Para fazer desse momento ainda mais especial, equipes da Secretaria de Saúde distribuem sementes de girassol para os moradores, reforçando a importância da vacinação e principalmente reiterando a esperança. "É importante promover espaços mais humanizados. Muitos dos idosos que chegam aqui, falam que a vacina da COVID-19 representa as gotas de esperança, e nada mais representativo do que o Girassol, que traz essa sensação de felicidade, esperança e renascimento", destaca Silvania Joanello dos Santos, secretária da saúde.

Uma dose de esperança é recebida por centenas de gasparenses, a vacinação contra a Covid-19. Muitos idosos chegam no centro de vacinação com lágrimas nos olhos e coração aliviado, e muitos definem o momento de imunização como sinônimo de esperança por dias melhores.
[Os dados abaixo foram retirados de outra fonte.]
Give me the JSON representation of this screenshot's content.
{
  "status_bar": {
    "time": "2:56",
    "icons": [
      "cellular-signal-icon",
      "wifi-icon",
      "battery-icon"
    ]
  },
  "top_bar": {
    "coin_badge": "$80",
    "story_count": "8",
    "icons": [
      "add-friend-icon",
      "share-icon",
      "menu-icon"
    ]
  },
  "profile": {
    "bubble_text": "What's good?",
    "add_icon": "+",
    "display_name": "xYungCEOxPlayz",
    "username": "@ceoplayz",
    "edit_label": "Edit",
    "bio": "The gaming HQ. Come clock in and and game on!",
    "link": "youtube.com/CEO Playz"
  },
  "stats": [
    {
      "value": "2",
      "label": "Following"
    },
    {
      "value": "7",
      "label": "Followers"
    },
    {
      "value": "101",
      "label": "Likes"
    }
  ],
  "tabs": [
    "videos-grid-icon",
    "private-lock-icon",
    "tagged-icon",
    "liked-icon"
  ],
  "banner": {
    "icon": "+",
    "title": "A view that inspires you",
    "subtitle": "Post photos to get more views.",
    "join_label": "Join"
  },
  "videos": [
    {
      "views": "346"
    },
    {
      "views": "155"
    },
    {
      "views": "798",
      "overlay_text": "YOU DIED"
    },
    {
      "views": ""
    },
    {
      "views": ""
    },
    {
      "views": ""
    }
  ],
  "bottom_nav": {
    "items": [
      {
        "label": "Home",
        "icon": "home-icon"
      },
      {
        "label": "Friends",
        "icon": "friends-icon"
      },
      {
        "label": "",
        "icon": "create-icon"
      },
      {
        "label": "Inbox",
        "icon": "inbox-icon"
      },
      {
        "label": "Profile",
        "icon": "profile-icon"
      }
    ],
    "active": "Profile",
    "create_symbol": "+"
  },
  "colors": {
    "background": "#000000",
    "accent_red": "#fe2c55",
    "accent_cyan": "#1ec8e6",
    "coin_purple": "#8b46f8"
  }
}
Entre os desejos para muitos com o fim da pandemia é reunir a família e abraçar sem medo.

Mais do que uma simples aplicação da vacina e orientações, os idosos saem da arena multiuso com a certeza de um atendimento com carinho, atenção e segurança pelos profissionais da saúde. O acolhimento humanizado, principalmente durante o período em que vivemos contribui com a melhora do quadro de saúde e principalmente reduz a sensação de medo e estresse causados pela pandemia.